I remember the first time I heard this album. My thought at that time was: “what the hell is this doing in the rock section?” I still find myself at a loss as to what genre of music Pentangle make, but I am still in love with the sounds of this album. Pentangle was five world-class musicians making beautiful music in keeping with the musical traditions they were schooled in themselves: traditional English folk, jazz and popular music. Guitarists and vocalists John Renbourn and Bert Jansch were already highly respected folk guitarists before Pentangle began, but by the time they released their third album Basket Of Light in 1969 they had managed to take their traditional musician’s musician reputation to a much wider audience thanks to touring, radio and vocalist Jacqui McShee’s unbelievably beautiful voice. So they were a success making non-commercial music yet they used the apparatus of rock music to become famous. I’m sure I heard about them on KFML radio or in the pages of Rolling Stone. No matter how it happened, I distinctly remember being stunned by the sophisticated musicianship and downright “adult” flavor of the album.

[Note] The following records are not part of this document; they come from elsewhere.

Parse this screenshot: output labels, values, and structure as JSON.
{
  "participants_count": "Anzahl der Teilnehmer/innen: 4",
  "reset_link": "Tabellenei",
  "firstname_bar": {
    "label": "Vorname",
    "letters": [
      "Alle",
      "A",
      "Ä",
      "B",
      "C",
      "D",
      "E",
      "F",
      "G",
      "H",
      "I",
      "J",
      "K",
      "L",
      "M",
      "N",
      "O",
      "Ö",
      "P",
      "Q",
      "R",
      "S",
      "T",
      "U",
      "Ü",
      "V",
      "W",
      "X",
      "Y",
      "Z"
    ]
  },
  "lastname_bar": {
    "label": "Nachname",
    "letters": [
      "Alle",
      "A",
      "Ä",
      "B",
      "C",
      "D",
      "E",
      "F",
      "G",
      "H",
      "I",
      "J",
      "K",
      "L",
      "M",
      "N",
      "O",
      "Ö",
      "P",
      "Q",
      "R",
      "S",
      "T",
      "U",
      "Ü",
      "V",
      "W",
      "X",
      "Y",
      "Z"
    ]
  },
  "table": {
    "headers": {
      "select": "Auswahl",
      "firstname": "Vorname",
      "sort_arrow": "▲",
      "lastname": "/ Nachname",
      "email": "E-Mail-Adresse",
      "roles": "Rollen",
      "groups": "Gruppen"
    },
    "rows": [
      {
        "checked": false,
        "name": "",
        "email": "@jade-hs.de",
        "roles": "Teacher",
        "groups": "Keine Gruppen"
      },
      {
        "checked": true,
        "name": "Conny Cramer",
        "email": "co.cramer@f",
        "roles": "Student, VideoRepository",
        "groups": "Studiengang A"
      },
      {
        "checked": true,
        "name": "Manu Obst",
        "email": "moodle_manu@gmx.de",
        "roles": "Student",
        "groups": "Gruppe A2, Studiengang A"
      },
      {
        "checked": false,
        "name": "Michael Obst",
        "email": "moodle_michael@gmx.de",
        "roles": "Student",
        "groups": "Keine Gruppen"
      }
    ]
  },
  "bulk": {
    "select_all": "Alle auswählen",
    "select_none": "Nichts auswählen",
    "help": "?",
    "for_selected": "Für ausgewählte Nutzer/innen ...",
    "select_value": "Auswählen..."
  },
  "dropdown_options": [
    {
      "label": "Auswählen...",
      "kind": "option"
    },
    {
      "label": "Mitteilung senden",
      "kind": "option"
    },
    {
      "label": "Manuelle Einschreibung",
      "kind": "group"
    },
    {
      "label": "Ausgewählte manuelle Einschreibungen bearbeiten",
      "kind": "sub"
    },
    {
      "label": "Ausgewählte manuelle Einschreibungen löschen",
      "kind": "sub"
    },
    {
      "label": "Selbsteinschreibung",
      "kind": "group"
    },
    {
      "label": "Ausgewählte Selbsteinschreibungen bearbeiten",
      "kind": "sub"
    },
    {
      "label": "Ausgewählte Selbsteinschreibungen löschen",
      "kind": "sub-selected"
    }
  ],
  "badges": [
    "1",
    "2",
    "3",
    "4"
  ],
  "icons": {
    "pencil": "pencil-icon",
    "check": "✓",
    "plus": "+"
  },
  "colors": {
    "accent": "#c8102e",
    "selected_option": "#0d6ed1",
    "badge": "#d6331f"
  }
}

Beginning with the minor hit “Light Flight” the band sets the stage for a hypnotic excursion around the world of music. Folkish leanings are undercut by the complex interlocking guitar parts of Renbourn and Jansch, whose playing is always technically amazing, but maintains a light breezy touch lending all the songs a relaxed feel. The mood never goes south as they wend their way through various idioms, incorporating an avant-jazz bass break, traditional Christian hymns, medieval dirges, and a stunning take on the mysterious American R&B classic “Sally Go Round The Roses.” Originally recorded in 1963 by the unknown girl-group The Jaynetts, “Sally Go Round The Roses” is one of those magical songs that has a certain quality; indescribable, unforgettable, and unlike anything else. It is hard to imagine another group taking on such a singular achievement and succeeding, but Pentangle make the song their own, with Jacqui McShee’s soaring voice replacing the swampy mystery of the original with a clear beauty that lends a new and thrilling element to an already great song.
I love rock music. I tend to hold it above all other music. But in my heart of hearts I have always held out an understanding that there are other types of music that replace the visceral excitement and youthful energy of rock with studied virtuosity and advanced understanding of musical theory. Pentangle remarkably find an intersection between these two roads. They make easily listened to music that allows the listener to go as deep as they want. If you want to leave them in the background as a pretty accompaniment to your day, this album perfectly fits that bill. However if you want an audiophile experience with the highest level of musicianship imaginable Basket Of Light is a never-ending source of joy.